Он подошел ближе и застенчиво посмотрел на нее сверху вниз.
– Присцилла, ты сегодня выглядишь чертовски привлекательно.
Присцилла всегда одевалась так, как ей нравилось, и редко интересовалась модными новинками. Сегодня на ней была шифоновая зеленая блузка с треугольным вырезом, украшенным рюшами, и вечерняя черная юбка. Гладкие светлые волосы спадали на плечи. Единственным украшением было обручальное кольцо с изумрудами и бриллиантами, которое Генри купил ей в «Эспри». Присцилла подняла глаза на Хэмиша и почувствовала странную смесь неловкости и смущения. Раньше в его компании Присцилле было легко и свободно. С Хэмишем она никого из себя не строила, зная, что и так будет ему нравиться. Именно это привычное чувство необременительной близости и заставило ее остаться в комнате, пока он переодевался. На мгновение эта легкость исчезла, и Присцилла покраснела.
Она сделала шаг назад и пробормотала:
– Пойдем.
Чувствуя, что Хэмиш с интересом наблюдает за ней, она схватила одежду официанта, перекинула ее через руку и поспешно вышла из комнаты, не дожидаясь его.
Дойдя до зала, она оставила Хэмиша на произвол судьбы и присоединилась к Генри. Он весело болтал с поклонниками и, к облегчению Присциллы, не заметил ее отсутствия.
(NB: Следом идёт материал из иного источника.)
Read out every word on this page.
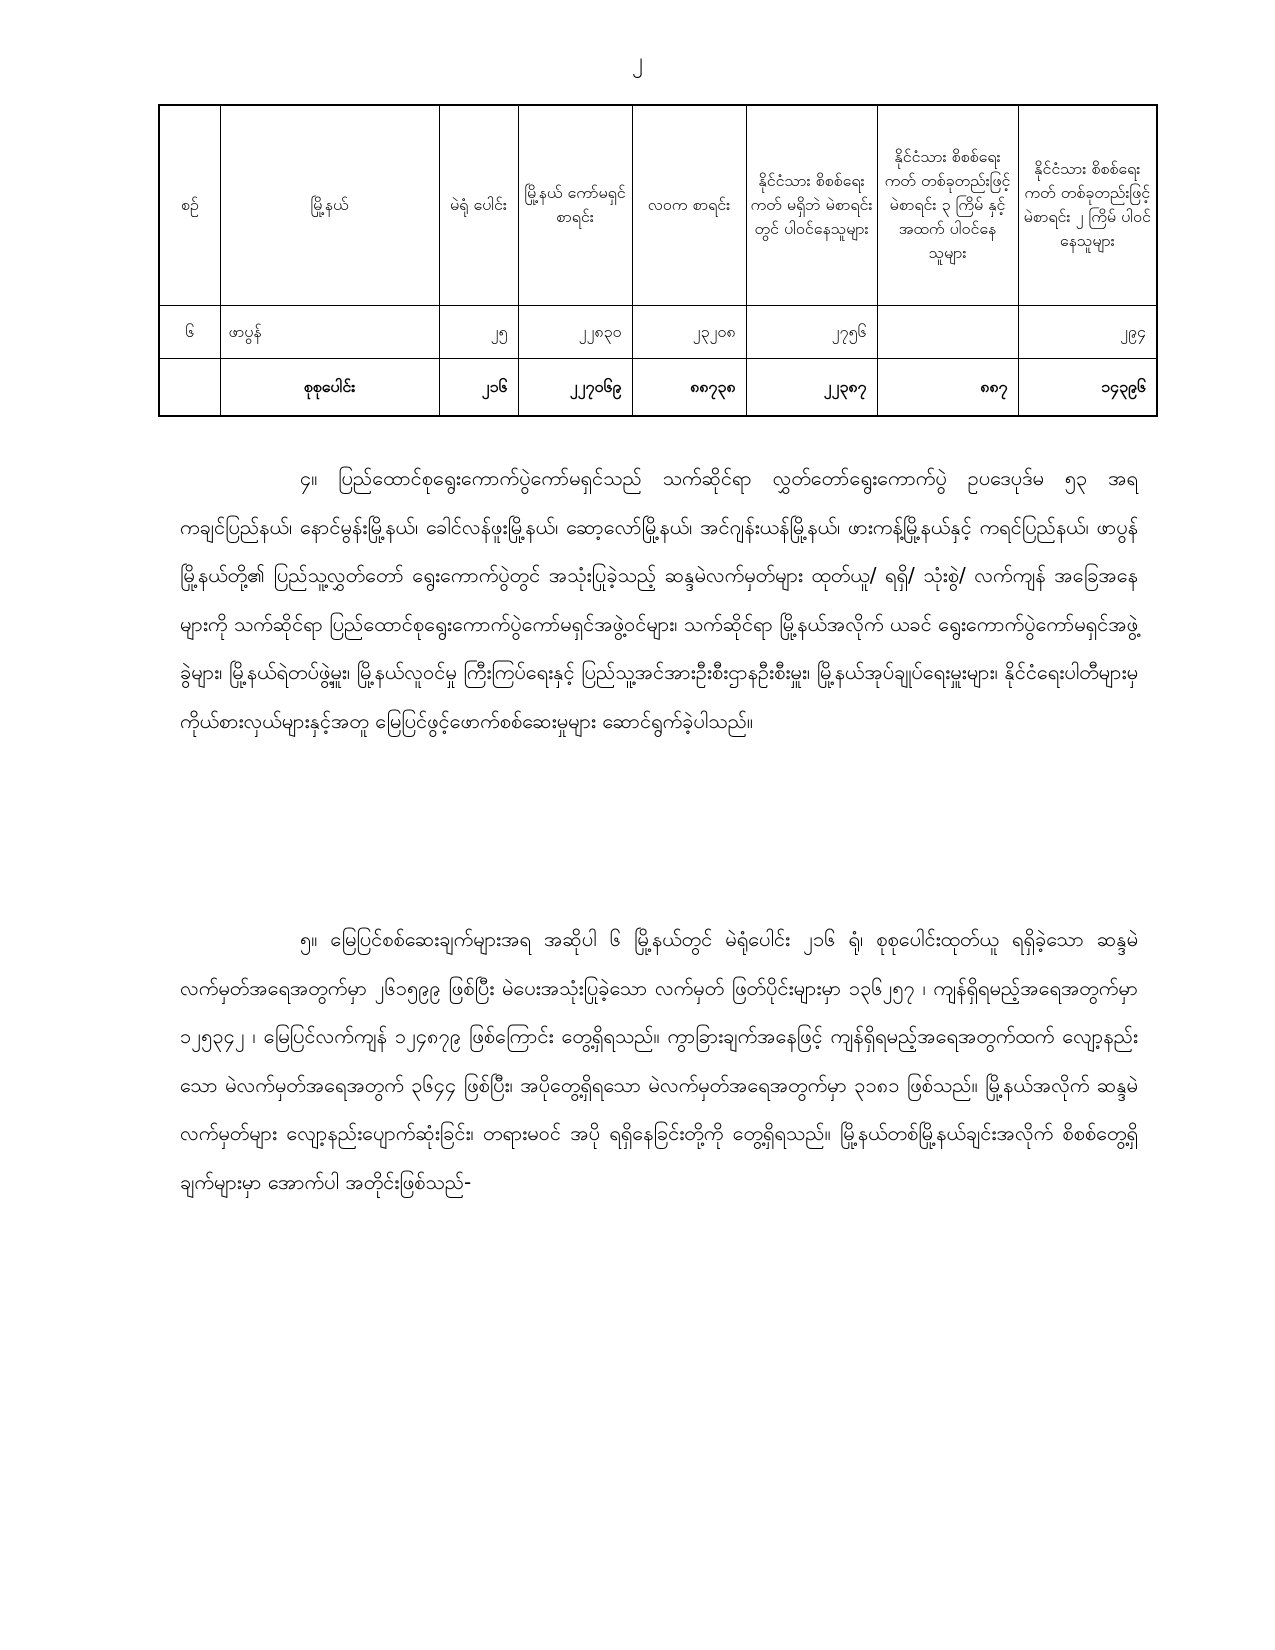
၂
စဉ်	မြို့နယ်	မဲရုံ ပေါင်း	မြို့နယ် ကော်မရှင် စာရင်း	လဝက စာရင်း	နိုင်ငံသား စိစစ်ရေးကတ် မရှိဘဲ မဲစာရင်းတွင် ပါဝင်နေသူများ	နိုင်ငံသား စိစစ်ရေးကတ် တစ်ခုတည်းဖြင့် မဲစာရင်း ၃ ကြိမ် နှင့်အထက် ပါဝင်နေသူများ	နိုင်ငံသား စိစစ်ရေးကတ် တစ်ခုတည်းဖြင့် မဲစာရင်း ၂ ကြိမ် ပါဝင်နေသူများ
၆	ဖာပွန်	၂၅	၂၂၈၃၀	၂၃၂၀၈	၂၇၅၆		၂၉၄
	စုစုပေါင်း	၂၁၆	၂၂၇၀၆၉	၈၈၇၃၈	၂၂၃၈၇	၈၈၇	၁၄၃၉၆

၄။ ပြည်ထောင်စုရွေးကောက်ပွဲကော်မရှင်သည် သက်ဆိုင်ရာ လွှတ်တော်ရွေးကောက်ပွဲ ဥပဒေပုဒ်မ ၅၃ အရ ကချင်ပြည်နယ်၊ နောင်မွန်းမြို့နယ်၊ ခေါင်လန်ဖူးမြို့နယ်၊ ဆော့လော်မြို့နယ်၊ အင်ဂျန်းယန်မြို့နယ်၊ ဖားကန့်မြို့နယ်နှင့် ကရင်ပြည်နယ်၊ ဖာပွန်မြို့နယ်တို့၏ ပြည်သူ့လွှတ်တော် ရွေးကောက်ပွဲတွင် အသုံးပြုခဲ့သည့် ဆန္ဒမဲလက်မှတ်များ ထုတ်ယူ/ ရရှိ/ သုံးစွဲ/ လက်ကျန် အခြေအနေများကို သက်ဆိုင်ရာ ပြည်ထောင်စုရွေးကောက်ပွဲကော်မရှင်အဖွဲ့ဝင်များ၊ သက်ဆိုင်ရာ မြို့နယ်အလိုက် ယခင် ရွေးကောက်ပွဲကော်မရှင်အဖွဲ့ခွဲများ၊ မြို့နယ်ရဲတပ်ဖွဲ့မှူး၊ မြို့နယ်လူဝင်မှု ကြီးကြပ်ရေးနှင့် ပြည်သူ့အင်အားဦးစီးဌာနဦးစီးမှူး၊ မြို့နယ်အုပ်ချုပ်ရေးမှူးများ၊ နိုင်ငံရေးပါတီများမှ ကိုယ်စားလှယ်များနှင့်အတူ မြေပြင်ဖွင့်ဖောက်စစ်ဆေးမှုများ ဆောင်ရွက်ခဲ့ပါသည်။

၅။ မြေပြင်စစ်ဆေးချက်များအရ အဆိုပါ ၆ မြို့နယ်တွင် မဲရုံပေါင်း ၂၁၆ ရုံ၊ စုစုပေါင်းထုတ်ယူ ရရှိခဲ့သော ဆန္ဒမဲလက်မှတ်အရေအတွက်မှာ ၂၆၁၅၉၉ ဖြစ်ပြီး မဲပေးအသုံးပြုခဲ့သော လက်မှတ် ဖြတ်ပိုင်းများမှာ ၁၃၆၂၅၇ ၊ ကျန်ရှိရမည့်အရေအတွက်မှာ ၁၂၅၃၄၂ ၊ မြေပြင်လက်ကျန် ၁၂၄၈၇၉ ဖြစ်ကြောင်း တွေ့ရှိရသည်။ ကွာခြားချက်အနေဖြင့် ကျန်ရှိရမည့်အရေအတွက်ထက် လျော့နည်းသော မဲလက်မှတ်အရေအတွက် ၃၆၄၄ ဖြစ်ပြီး၊ အပိုတွေ့ရှိရသော မဲလက်မှတ်အရေအတွက်မှာ ၃၁၈၁ ဖြစ်သည်။ မြို့နယ်အလိုက် ဆန္ဒမဲလက်မှတ်များ လျော့နည်းပျောက်ဆုံးခြင်း၊ တရားမဝင် အပို ရရှိနေခြင်းတို့ကို တွေ့ရှိရသည်။ မြို့နယ်တစ်မြို့နယ်ချင်းအလိုက် စိစစ်တွေ့ရှိချက်များမှာ အောက်ပါ အတိုင်းဖြစ်သည်-
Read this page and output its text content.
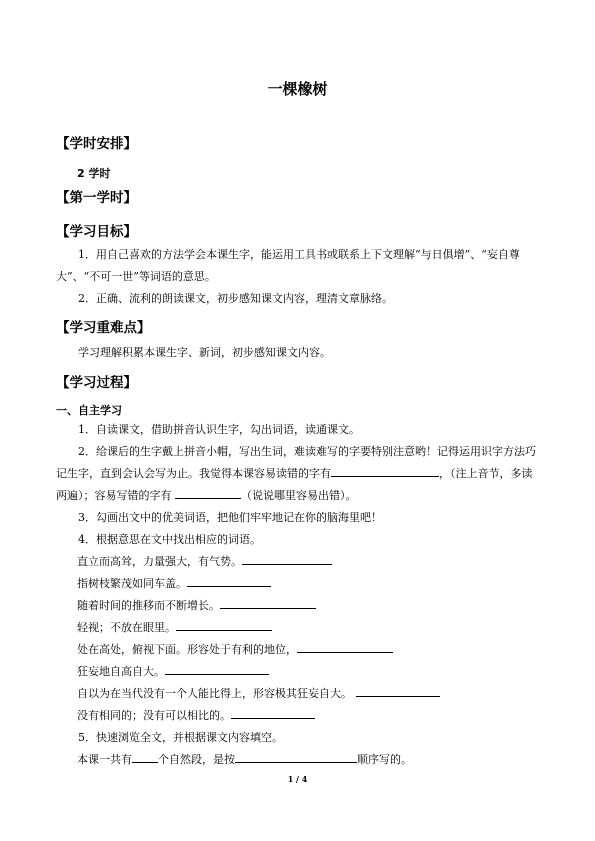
一棵橡树
【学时安排】
2 学时
【第一学时】
【学习目标】
1．用自己喜欢的方法学会本课生字，能运用工具书或联系上下文理解“与日俱增”、“妄自尊大”、“不可一世”等词语的意思。
2．正确、流利的朗读课文，初步感知课文内容，理清文章脉络。
【学习重难点】
学习理解积累本课生字、新词，初步感知课文内容。
【学习过程】
一、自主学习
1．自读课文，借助拼音认识生字，勾出词语，读通课文。
2．给课后的生字戴上拼音小帽，写出生词，难读难写的字要特别注意哟！记得运用识字方法巧记生字，直到会认会写为止。我觉得本课容易读错的字有	，（注上音节，多读两遍）；容易写错的字有	（说说哪里容易出错）。
3．勾画出文中的优美词语，把他们牢牢地记在你的脑海里吧！
4．根据意思在文中找出相应的词语。
直立而高耸，力量强大，有气势。
指树枝繁茂如同车盖。
随着时间的推移而不断增长。
轻视；不放在眼里。
处在高处，俯视下面。形容处于有利的地位，
狂妄地自高自大。
自以为在当代没有一个人能比得上，形容极其狂妄自大。
没有相同的；没有可以相比的。
5．快速浏览全文，并根据课文内容填空。
本课一共有 个自然段，是按	顺序写的。
1 / 4
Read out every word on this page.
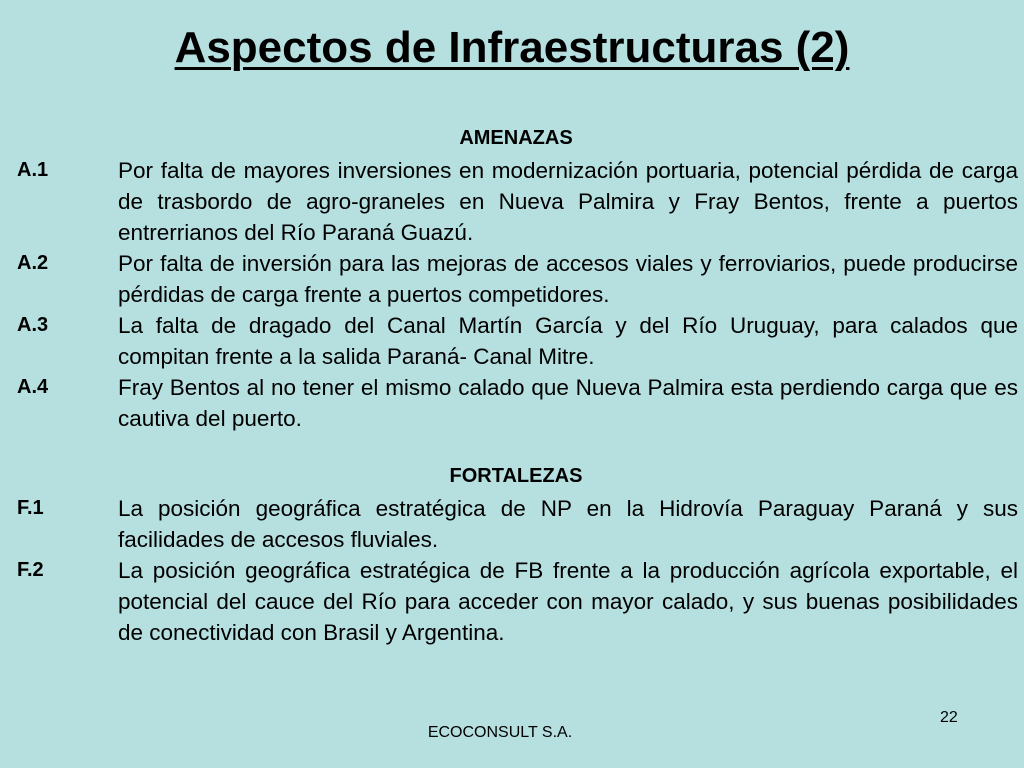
Aspectos de Infraestructuras (2)
AMENAZAS
A.1	Por falta de mayores inversiones en modernización portuaria, potencial pérdida de carga de trasbordo de agro-graneles en Nueva Palmira y Fray Bentos, frente a puertos entrerrianos del Río Paraná Guazú.
A.2	Por falta de inversión para las mejoras de accesos viales y ferroviarios, puede producirse pérdidas de carga frente a puertos competidores.
A.3	La falta de dragado del Canal Martín García y del Río Uruguay, para calados que compitan frente a la salida Paraná- Canal Mitre.
A.4	Fray Bentos al no tener el mismo calado que Nueva Palmira esta perdiendo carga que es cautiva del puerto.
FORTALEZAS
F.1	La posición geográfica estratégica de NP en la Hidrovía Paraguay Paraná y sus facilidades de accesos fluviales.
F.2	La posición geográfica estratégica de FB frente a la producción agrícola exportable, el potencial del cauce del Río para acceder con mayor calado, y sus buenas posibilidades de conectividad con Brasil y Argentina.
22
ECOCONSULT S.A.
Наконец она оглянулась, чтобы проверить, как там Хэмиш. Полицейский беседовал с Джереми Помфретом и Хелмсдейлами. Родителям Присциллы не удалось выпроводить его только потому, что Хелмсдейлы были рады видеть констебля. Хэмиш часто выигрывал соревнования по стрельбе, поэтому и лорд Хелмсдейл, и Джереми Помфрет его уважали. Леди Хелмсдейл не была знакома с ним, однако он показался ей очень приятным молодым человеком, чья застенчивость была будто глотком свежего воздуха – в отличие от чудовищного поведения этого мерзавца Питера Бартлетта, который уже слишком много выпил и стал еще противнее.